ByBlacks Restaurant Week is making a comeback, which means it’s time to amaze your palettes and fill your bellies while supporting Black-owned eateries!
Returning for the fifth year, ByBlacks Restaurant Week is an initiative by ByBlacks Magazine, a publication dedicated to supporting Canada’s Black communities. The event highlights and celebrates Black-owned restaurants, caterers, pop-ups and food trucks across Canada.
BY BLACKS RESTAURANT WEEK 2025
This year’s event runs from May 12 to 18, with businesses offering exclusive prix fixe menus, as well as $10 specials for customers across 50 Canadian eateries.
We all know Toronto is no stranger to Black excellence, so it’s no surprise that eight spots across the city will be participating in this year’s event, including:
- Sugarkane Caribbean & Cajun Cuisine
- Taste Seduction
- Sheryl’s Caribbean Restaurant – Queen St.
- Sheryl’s Caribbean Restaurant – Little Jamaica
- Scotthill Caribbean Cuisine
- Greelz
- Frontlines Catering
- Classic Juice Co
Find out which other restaurants in the GTA and across the country are participating here.
PRESERVING CULTURE AND SUPPORTING BLACK-OWNED
Roger Dundas, co-founder of ByBlacks and project manager of the organization’s annual restaurant week, told Now Toronto that the publication first tried to launch the culinary event in 2018, without much success. They then decided to give it another shot during the pandemic.
“All of our team members work from home, so COVID did not affect us at all in terms of continuing our operations,” Dundas explained. “We said, ‘This is something that we could use to help a particular sector of the Black entrepreneurial community.’”

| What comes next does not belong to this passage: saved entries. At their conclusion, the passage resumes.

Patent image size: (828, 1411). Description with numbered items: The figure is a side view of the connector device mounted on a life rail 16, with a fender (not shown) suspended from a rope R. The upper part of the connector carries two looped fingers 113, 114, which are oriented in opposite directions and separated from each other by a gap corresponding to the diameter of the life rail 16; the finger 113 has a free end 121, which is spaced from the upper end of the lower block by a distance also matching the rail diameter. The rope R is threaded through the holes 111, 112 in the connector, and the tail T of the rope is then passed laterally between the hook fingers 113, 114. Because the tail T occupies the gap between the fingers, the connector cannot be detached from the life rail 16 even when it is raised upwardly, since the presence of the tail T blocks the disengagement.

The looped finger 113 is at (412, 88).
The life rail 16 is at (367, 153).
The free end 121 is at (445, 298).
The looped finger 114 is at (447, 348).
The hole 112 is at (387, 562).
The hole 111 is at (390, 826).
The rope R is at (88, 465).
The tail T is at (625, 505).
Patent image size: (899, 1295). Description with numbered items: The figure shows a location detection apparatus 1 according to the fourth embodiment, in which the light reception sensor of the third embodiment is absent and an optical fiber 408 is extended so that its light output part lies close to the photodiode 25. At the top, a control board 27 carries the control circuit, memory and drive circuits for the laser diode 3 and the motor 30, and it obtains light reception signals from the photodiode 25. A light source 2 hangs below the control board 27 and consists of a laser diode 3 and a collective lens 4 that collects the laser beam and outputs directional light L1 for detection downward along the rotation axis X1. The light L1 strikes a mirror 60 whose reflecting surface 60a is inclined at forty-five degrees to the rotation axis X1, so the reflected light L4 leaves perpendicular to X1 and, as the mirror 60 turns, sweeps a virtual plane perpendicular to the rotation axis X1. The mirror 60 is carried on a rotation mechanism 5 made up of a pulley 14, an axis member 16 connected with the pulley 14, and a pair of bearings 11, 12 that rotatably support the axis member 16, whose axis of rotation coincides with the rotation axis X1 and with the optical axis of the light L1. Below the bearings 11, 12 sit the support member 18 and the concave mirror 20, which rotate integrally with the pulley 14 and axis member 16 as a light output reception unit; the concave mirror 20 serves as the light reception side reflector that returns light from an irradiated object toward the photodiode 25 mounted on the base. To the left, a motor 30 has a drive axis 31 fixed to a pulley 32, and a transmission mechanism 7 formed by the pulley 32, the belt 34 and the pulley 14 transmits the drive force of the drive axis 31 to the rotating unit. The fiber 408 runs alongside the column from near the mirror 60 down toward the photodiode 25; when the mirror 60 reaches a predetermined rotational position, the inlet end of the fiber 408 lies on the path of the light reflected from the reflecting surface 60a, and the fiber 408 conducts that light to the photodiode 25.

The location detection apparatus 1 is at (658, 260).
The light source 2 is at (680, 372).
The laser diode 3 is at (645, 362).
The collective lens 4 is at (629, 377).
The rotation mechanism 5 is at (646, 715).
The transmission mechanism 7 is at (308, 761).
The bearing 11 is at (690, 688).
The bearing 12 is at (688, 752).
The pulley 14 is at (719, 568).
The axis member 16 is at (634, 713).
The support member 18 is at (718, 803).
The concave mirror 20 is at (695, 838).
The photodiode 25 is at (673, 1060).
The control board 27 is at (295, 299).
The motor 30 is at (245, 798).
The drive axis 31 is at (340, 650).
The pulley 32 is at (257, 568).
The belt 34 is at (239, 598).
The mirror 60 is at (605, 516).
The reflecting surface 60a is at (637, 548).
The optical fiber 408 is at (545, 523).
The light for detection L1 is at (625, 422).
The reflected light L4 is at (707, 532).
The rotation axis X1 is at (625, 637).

The annual ByBlacks Restaurant Week has flourished since its early days, growing from ten spots across two provinces to 50 locations in six provinces. Now, the event has become so popular that eateries must be invited to attend.

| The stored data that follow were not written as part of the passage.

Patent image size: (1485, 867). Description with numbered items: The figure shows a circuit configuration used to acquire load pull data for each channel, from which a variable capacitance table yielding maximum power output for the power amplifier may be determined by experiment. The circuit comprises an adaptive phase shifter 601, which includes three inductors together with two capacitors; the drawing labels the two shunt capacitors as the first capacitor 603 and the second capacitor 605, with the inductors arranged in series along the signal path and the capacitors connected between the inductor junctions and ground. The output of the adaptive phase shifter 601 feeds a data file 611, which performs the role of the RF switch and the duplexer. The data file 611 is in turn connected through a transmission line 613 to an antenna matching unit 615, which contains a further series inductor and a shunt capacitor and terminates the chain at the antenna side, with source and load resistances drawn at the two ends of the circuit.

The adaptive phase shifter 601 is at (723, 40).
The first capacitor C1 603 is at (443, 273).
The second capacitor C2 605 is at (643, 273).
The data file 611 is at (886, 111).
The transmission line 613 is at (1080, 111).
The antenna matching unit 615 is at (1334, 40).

Dundas explained that the initiative is not only important for encouraging people to support Black-owned businesses, but also for cultural preservation.
“We felt like restaurants and spaces that provide food and drink and everything, it’s somewhere where our culture is maintained,” he explained. “And where Black people always feel welcome and at home in these spaces.”
“We saw it as a way to help the Black-owned restaurants in the first instance. But also, there’s a cultural preservation aspect of it as well, because we don’t want to see them fail. We want them to be there.”
This event is an extension of the support provided by ByBlacks’ extensive business directory, which boasts nearly 5,000 listings for Black-owned businesses and services, about 20 per cent of which are food-related. Dundas explained that this massive collection started as a simple list of Black-owned companies, such as restaurants and barber shops.
“What we found at that time was that, 14 years ago, 75 per cent of the businesses on that [original] list didn’t have a website,” he explained, adding that about 65 per cent did not even have social media accounts dedicated to their companies.
The need for digital presence inspired the creation of the directory, which now includes thousands of listings for various businesses, including accountants, churches, beauty salons, mechanics, and more.